Hacker News

I'm from Spain and I also hate these projects with passion. Creating models that speak multiple languages is a solved problem. Having each European Nation train its own useless "sovereign model" in its own language is a total waste of time and resources when we could pool resources and give it a try to training SOTA models that speak in all European languages.

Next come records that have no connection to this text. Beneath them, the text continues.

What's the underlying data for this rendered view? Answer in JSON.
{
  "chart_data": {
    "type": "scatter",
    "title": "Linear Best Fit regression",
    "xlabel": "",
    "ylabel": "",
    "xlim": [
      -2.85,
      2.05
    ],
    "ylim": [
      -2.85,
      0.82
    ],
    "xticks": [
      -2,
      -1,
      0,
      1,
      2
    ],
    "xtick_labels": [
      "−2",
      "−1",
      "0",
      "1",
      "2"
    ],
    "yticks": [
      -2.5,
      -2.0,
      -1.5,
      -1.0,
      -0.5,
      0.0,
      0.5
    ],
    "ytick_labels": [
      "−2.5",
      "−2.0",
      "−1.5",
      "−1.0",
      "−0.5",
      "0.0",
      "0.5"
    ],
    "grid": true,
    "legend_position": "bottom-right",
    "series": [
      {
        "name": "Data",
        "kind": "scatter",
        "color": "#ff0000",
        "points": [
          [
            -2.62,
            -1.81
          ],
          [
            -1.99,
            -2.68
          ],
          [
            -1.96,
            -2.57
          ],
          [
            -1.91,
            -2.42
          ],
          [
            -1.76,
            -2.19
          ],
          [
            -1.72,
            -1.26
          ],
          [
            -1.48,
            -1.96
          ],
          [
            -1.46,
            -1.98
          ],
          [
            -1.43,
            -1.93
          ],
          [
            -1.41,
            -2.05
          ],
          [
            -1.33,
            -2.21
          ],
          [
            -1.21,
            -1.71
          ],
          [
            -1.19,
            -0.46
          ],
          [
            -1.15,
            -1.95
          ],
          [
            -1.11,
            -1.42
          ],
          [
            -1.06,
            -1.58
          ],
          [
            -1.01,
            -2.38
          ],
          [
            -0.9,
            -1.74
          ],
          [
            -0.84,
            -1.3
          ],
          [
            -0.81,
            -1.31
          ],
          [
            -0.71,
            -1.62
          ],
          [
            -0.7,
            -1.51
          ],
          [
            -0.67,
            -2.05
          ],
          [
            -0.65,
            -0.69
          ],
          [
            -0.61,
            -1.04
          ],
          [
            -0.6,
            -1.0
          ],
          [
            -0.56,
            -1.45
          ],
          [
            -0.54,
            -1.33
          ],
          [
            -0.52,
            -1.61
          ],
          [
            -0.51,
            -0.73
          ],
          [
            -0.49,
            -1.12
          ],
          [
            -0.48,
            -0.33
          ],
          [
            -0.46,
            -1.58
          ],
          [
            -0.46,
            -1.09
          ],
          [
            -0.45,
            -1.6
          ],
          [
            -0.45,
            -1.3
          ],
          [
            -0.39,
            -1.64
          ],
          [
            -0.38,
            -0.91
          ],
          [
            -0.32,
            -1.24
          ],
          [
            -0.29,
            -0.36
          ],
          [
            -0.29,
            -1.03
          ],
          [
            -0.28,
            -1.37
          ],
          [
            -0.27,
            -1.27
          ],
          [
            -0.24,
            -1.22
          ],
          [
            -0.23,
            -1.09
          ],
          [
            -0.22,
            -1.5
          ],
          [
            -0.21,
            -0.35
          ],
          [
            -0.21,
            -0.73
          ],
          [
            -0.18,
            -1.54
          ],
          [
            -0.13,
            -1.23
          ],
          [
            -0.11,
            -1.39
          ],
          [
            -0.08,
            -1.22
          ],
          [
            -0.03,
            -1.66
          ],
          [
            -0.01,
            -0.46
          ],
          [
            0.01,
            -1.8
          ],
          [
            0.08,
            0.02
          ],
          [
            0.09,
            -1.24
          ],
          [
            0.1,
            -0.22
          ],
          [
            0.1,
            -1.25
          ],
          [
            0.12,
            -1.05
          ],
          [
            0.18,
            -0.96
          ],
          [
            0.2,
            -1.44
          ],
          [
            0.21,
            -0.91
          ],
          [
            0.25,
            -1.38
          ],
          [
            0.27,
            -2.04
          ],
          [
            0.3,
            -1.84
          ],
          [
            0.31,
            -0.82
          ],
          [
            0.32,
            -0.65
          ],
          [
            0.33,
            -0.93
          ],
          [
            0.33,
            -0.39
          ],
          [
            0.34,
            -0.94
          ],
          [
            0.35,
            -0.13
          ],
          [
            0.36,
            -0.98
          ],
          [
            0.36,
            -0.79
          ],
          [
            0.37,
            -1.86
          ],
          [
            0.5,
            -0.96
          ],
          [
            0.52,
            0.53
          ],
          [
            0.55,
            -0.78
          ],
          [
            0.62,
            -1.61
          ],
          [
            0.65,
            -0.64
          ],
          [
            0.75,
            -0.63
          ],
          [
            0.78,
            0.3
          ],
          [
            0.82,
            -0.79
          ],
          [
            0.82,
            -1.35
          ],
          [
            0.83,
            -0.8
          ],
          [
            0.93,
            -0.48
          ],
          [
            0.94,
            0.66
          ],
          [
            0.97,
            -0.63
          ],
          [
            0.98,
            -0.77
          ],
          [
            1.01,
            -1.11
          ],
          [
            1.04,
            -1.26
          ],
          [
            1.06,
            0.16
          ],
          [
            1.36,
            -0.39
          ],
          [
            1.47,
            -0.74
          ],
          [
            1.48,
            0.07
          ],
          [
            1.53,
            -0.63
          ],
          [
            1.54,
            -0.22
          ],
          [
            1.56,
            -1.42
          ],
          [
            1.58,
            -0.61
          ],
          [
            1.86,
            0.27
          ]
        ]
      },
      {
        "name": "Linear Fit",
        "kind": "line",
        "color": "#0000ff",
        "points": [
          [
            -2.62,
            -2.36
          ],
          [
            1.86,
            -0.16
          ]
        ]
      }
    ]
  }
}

I'd rather have smaller european labs try to give it a go at distributed training. If multiple countries got together and said, "look, we tried training a distributed model that speaks in all of our local languages and that is comparable to 1-year-old Chinese open-source models", that, at least, I would find interesting.

Zambyte 8 hours ago [ - ]

Excuse my ignorance if by "distributed training" you mean a specific process, but couldn't this be considered a step toward distributed training? If nations train models independently and then later distill them into a single model, all the work (both the compute and the research processes) are distributed for the initial training phase.

andy12_ 7 hours ago [ - ]

I mean it as in, train a model across different clusters instead of a centralized cluster. It's been shown that it's possible to train 10B models this way. If more research effort was put into this, that would be great

I don't think your approach would work because you can't create a strong model from distilling several weak models.

https://www.primeintellect.ai/blog/intellect-1

https://www.primeintellect.ai/blog/intellect-2-release